Possuir dados contribui para tomar as decisões mais acertadas e também ajuda a fundamentar essas mesmas decisões perante instâncias superiores sempre que necessário. Porém, é preciso saber interpretá-los e utilizá-los.

Colocando o foco nas viaturas é aqui que entram as empresas fornecedoras de tecnologia telemática, especializadas na recolha e tratamento desses mesmos dados, que devem começar a ser processados e avaliados antes da chegada das novas viaturas elétricas.

Ou seja, nas viaturas previstas para ser substituídas, com a contabilização de quilometragens, perfis de condução e de percursos, nomeadamente avaliação das rotas habituais, as necessidades de transporte de carga (dimensões/peso/temperaturas), etc..

Fazê-lo vai permitir escolher os modelos mais adequados, prover a instalação de postos de carregamento nos lugares mais convenientes (ou prevenir alternativas), promover cursos de condução ou formação sempre que é necessário, redefinir rotas ou, no limite, adiar em alguns meses o momento da transição.

Esta monitorização deve continuar após a chegada das novas viaturas, atuando sempre que necessário e numa dinâmica de aprendizagem e melhoria contínua. A boa notícia é que, provavelmente, não será necessário instalar qualquer dispositivo a bordo das novas viaturas. Tanto estas como a maioria dos postos de carregamento possuem tecnologia com recursos para registar, monitorizar e avaliar consumos de energia, podendo fornecer estas informações em tempo real a uma plataforma integrada de gestão. Ou até executar de forma automática operações de balanceamento de energia, nomeadamente diminuindo a potência de carregamento para evitar problemas de sobrecarga de energia na instalação elétrica.

Alguns destes sistemas telemáticos integram também aplicações que permitem monitorizar e gerir as operações de carregamento à distância, ativando ou interrompendo o processo, e até proceder à emissão de alertas em caso de necessidade.

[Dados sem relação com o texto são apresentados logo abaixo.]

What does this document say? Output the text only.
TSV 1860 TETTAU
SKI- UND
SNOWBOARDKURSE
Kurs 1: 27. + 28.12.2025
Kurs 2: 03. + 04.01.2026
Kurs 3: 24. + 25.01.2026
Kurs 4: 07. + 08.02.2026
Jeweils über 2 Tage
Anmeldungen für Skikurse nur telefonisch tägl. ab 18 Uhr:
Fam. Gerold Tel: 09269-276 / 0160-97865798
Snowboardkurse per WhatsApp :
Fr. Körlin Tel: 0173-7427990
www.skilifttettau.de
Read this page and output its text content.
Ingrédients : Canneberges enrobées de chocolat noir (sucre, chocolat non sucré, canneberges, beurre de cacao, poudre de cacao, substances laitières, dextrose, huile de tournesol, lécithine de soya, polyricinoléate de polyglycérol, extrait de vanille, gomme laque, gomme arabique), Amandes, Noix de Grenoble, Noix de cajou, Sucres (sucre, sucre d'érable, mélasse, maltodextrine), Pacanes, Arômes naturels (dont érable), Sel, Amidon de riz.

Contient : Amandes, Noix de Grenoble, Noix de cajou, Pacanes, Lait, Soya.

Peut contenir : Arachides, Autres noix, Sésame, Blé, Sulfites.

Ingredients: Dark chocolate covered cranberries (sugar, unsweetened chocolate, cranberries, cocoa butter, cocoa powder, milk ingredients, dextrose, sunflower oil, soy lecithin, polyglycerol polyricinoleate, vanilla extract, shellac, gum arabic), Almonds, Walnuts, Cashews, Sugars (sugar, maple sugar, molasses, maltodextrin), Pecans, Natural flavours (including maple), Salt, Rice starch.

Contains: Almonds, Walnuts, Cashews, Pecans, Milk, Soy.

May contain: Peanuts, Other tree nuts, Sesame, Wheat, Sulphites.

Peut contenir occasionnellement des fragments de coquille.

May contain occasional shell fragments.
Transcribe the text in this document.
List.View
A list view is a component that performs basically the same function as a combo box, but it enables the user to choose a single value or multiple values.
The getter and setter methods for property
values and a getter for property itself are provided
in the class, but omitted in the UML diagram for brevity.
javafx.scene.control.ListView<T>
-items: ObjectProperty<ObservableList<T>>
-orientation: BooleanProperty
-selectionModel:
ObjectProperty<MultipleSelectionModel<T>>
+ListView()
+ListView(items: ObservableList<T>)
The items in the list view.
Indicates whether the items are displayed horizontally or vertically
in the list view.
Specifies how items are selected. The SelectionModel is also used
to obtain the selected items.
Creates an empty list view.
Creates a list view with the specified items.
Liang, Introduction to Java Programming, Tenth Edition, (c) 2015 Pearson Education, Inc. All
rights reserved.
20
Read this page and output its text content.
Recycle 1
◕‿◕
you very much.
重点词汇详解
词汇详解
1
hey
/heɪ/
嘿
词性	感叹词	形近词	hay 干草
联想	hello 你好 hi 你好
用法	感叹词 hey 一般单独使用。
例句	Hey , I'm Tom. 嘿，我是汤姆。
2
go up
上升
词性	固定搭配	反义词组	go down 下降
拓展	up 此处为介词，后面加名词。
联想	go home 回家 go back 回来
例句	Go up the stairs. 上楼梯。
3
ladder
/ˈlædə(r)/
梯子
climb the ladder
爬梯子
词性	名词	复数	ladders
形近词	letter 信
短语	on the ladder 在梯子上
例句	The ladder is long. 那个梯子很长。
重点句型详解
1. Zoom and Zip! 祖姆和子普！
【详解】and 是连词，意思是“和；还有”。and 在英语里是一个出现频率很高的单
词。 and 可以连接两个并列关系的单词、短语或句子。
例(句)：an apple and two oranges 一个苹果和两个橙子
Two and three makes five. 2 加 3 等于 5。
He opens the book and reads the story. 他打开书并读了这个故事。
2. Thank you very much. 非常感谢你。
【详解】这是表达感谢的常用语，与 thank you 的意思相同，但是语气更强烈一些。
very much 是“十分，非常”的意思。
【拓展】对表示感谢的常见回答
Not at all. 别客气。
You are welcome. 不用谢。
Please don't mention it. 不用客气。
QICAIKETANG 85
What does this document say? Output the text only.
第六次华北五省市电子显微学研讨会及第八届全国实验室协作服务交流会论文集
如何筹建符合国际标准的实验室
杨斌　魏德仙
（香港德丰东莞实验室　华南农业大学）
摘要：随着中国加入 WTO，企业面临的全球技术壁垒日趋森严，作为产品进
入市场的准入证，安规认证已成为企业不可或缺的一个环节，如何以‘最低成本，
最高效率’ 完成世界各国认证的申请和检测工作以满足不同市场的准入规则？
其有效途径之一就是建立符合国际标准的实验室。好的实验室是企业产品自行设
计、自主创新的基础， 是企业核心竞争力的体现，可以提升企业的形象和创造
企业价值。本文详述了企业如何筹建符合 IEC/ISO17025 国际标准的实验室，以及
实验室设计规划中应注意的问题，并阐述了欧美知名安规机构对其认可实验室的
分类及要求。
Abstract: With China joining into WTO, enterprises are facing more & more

Recolher, analisar e tratar estes dados da forma mais eficaz é conhecimento precioso para as fases seguintes do processo de descarbonização, nomeadamente com a chegada de mais viaturas elétricas que vão provocar um inevitável aumento das capacidades energéticas.

Mais eficiência precisa-se

A mobilidade elétrica tem de ser encarada como parte de um vasto processo de redução de emissões da atividade da empresa. Assim é exigido às organizações e a redução da pegada ambiental contém vantagens ao nível dos relatórios de sustentabilidade e da responsabilidade social da empresa.

Este processo pode ser encarado em três frentes: melhoria da eficiência das instalações com diversas medidas de redução de consumos, produção própria de energia e iniciativas de compensação carbónica.

A redução de consumo energético decorrente de medidas de aumento da eficiência vai “libertar” energia que pode ser usada para outros fins, nomeadamente para o carregamento das viaturas. Já a autoprodução de eletricidade, além dos benefícios fiscais associados, é uma forma de aumentar a capacidade energética da infraestrutura, sem necessidade de instalar postos de transformação de energia ou de reforçar a cablagem elétrica.

Entender as necessidades energéticas da frota no que respeita aos consumos, potências e tempos de carregamento é portanto funda- mental, porque haverá sempre necessidade de os conjugar com os consumos de energia da empresa. Que variam certamente ao longo do dia e ao longo do ano e, no caso de produção própria de energia a partir de fontes renováveis, porque esta está dependente de vários fatores, entre os quais as condições climatéricas.

Tudo isto evidencia a importância de dispor de um conjunto vasto de informação (dados), de saber utilizá-los e integrá-los num vasto ecossistema do qual uma frota automóvel elétrica é interveniente ativa. Frota que, sendo consumidora de energia, pode afinal também atuar como fornecedora; basta imaginar que cada viatura é um acumulador móvel de energia, com capacidade de a devolver à rede em caso de necessidade.